Hacker News new | ask | show | jobs
by abhikrc 807 days ago
The entire setup is available for inspection, please see

https://github.com/nus-apr/auto-code-rover

if you need example bugs we can provide that too. Some examples also appear in the arxiv paper, please see

https://arxiv.org/abs/2404.05427

1 comments

This is super fascinating stuff, excellent work. As most of us don't have the time to read the entirety of the paper, are you able to directly link to some issues which have been landed and closed? Some personal favorites would be awesome :)

I think I speak for others when I say the best way to judge the efficacy of this project is some real-world, on-site examples of it being used in prod. I'm especially curious for its performance in feature-request or flakey bug report type issues as opposed to reliable test failures. I expect the former is much tougher!

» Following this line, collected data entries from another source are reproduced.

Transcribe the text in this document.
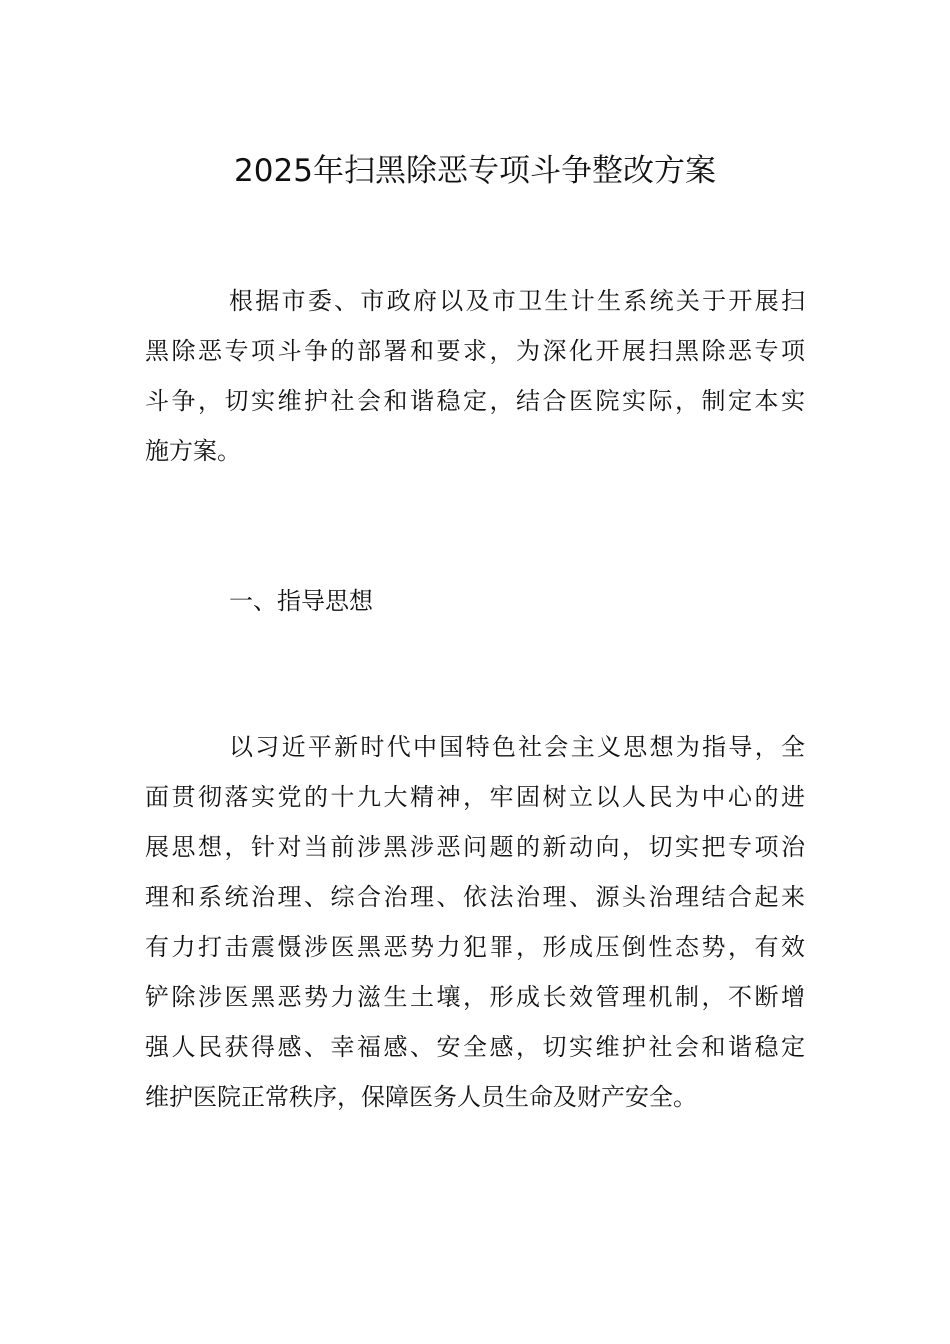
2025年扫黑除恶专项斗争整改方案
根据市委、市政府以及市卫生计生系统关于开展扫
黑除恶专项斗争的部署和要求，为深化开展扫黑除恶专项
斗争，切实维护社会和谐稳定，结合医院实际，制定本实
施方案。

一、指导思想

以习近平新时代中国特色社会主义思想为指导，全
面贯彻落实党的十九大精神，牢固树立以人民为中心的进
展思想，针对当前涉黑涉恶问题的新动向，切实把专项治
理和系统治理、综合治理、依法治理、源头治理结合起来
有力打击震慑涉医黑恶势力犯罪，形成压倒性态势，有效
铲除涉医黑恶势力滋生土壤，形成长效管理机制，不断增
强人民获得感、幸福感、安全感，切实维护社会和谐稳定
维护医院正常秩序，保障医务人员生命及财产安全。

Thank you for your interest. There are some interesting examples in the SWE-bench-lite benchmark which are resolved by AutoCodeRover:

- From sympy: https://github.com/sympy/sympy/issues/13643. AutoCodeRover's patch for it: https://github.com/nus-apr/auto-code-rover/blob/main/results...

- Another one from scikit-learn: https://github.com/scikit-learn/scikit-learn/issues/13070. AutoCodeRover's patch (https://github.com/nus-apr/auto-code-rover/blob/main/results...) modified a few lines below (compared to the developer patch) and wrote a different comment.

There are more examples in the results directory (https://github.com/nus-apr/auto-code-rover/tree/main/results).

fwiw the example issue highlighted in the post was already fixed by a human 3 years ago so I wouldn't expect to see much in the way of real life fixed issues yet.